Associativity of the Killing form

Cexy

This came up in an exam on Lie algebras that I had today, and it's been bugging me. How do you prove that

[tex]B([X,Y],Z)=B(X,[Y,Z])[/tex]?

The best I've managed is writing

[tex]B([X,Y],Z)=\mathrm{Tr}(\mathrm{ad}([X,Y])\mathrm{ad}(Z))=\mathrm{Trace}([\mathrm{ad}(X),\mathrm{ad}(Y)]\mathrm{ad}(Z))[/tex]

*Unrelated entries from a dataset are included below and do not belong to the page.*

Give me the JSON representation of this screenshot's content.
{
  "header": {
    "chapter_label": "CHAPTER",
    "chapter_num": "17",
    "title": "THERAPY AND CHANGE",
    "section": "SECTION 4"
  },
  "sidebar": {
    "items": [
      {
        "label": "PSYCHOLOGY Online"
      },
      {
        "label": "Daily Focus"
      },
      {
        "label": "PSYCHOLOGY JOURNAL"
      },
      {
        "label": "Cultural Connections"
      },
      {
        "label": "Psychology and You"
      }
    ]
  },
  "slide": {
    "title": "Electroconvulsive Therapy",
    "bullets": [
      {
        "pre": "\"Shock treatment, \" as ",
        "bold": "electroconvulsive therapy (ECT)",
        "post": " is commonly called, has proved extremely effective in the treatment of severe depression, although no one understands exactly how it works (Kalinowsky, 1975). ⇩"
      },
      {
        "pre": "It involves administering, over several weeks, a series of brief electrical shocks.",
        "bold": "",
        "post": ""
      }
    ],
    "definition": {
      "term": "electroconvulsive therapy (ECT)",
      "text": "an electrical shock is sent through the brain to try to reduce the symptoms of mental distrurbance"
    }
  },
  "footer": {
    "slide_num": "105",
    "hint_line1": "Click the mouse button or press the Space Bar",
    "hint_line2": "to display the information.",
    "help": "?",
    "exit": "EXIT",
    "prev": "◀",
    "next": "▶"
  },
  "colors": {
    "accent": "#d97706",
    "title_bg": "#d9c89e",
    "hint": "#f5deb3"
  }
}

but I have no idea where to go from there. Hints and/or a complete proof are both appreciated :)

George Jones

Expand the last commutator and use [itex]\mathrm{Trace} \left( AB \right) = \mathrm{Trace} \left( BA \right)[/itex] on one of the terms.

Cexy

Sure, that's how I would do it if the Lie bracket was defined as a commutator, but it's not in a general Lie algebra.

Oh, hold on... since [tex]\mathrm{ad}:g\to gl(g)[/tex] does that mean that I can expand the product [ad(X),ad(Y)] as a commutator?

George Jones

Yes,

[ad(X) , ad(Y)] = ad(X)ad(Y) - ad(Y)ad(X),

where the associative products are defined, since ad(X) and ad(Y) are both linear operators on g considered as a vector space.

Cexy

It's annoying that it's that simple but I couldn't do it in the exam. :(

Still, I did much more complicated stuff so hopefully the examiners will assume I just had a dim moment - rather than assuming that I'm dim altogether!

Cexy

I thought I'd post to mention that I had to do this proof (well, variants of it) THREE times in a particle physics exam today, so thanks for clearing it up in my mind - you scored me some marks!

Applied exams are much easier than pure ones.